5 Mart 2018’de yavaş kent ünvanını alarak bu alandaki 15. kent olan Bolu’ya bağlı Mudurnu ile bir başka yavaş kent olan Kırklareli-Vize için imar planlama çalışmaları yürüten İmpo İmar, Türkiye'de bugüne kadar 24 şehirde 40 ilçenin planlamasına katkıda bulundu. Şirketin kendisi de şehir plancısı olan Yönetim Kurulu Başkanı Hüseyin Oflaz, yavaş kentlerle ilgili merak edilen 5 soruyu Emlakjet için şöyle yanıtladı:

Emekliler ve şehirden kaçanlar için 5 soruda ‘yavaş kent’ler!_1

1- ‘Yavaş kent’ ilan edilen şehirler, hangi kriterleri taşıyor?

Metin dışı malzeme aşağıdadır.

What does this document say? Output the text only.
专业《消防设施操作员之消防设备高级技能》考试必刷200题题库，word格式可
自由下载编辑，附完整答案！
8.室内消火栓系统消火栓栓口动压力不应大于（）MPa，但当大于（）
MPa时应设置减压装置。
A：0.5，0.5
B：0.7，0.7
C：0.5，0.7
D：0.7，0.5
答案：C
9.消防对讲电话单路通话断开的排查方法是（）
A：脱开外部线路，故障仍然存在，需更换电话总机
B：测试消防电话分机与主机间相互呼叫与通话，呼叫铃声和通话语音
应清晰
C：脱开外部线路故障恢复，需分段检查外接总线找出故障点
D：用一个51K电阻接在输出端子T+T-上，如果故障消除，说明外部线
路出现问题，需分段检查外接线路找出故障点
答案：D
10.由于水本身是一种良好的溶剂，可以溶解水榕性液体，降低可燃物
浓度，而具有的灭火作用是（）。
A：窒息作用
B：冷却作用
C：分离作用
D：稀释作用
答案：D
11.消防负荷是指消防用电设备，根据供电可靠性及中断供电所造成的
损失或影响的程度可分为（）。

Küreselleşen dünyada şehirlerin birbirine benzemesi homojen bir yaşam tarzı getirdi. Bugün Türkiye’de Van’a da gitseniz, Malatya’ya da gitseniz, fiziksel olarak da yaşam tarzı olarak da birbirine benzeyen kentler, hatta köyler görürsünüz. Oysa şehirlerin kendine has dokusu, yaşam ve yemek kültürü, çevresi vardır ve bütün bunlar mevcut şehirler içinden sıyrılarak farklılaşmasını sağlar. İşte yavaş şehir kavramı ve trendi buradan çıktı. Kendine has doğası olan, yenilenebilir enerji kaynaklarını kullanan, altyapısı coğrafi koşullarına uygun yapılan, yaşam tarzı, kültürü o çevreye uygun olarak gelişen alanlardır yavaş kentler.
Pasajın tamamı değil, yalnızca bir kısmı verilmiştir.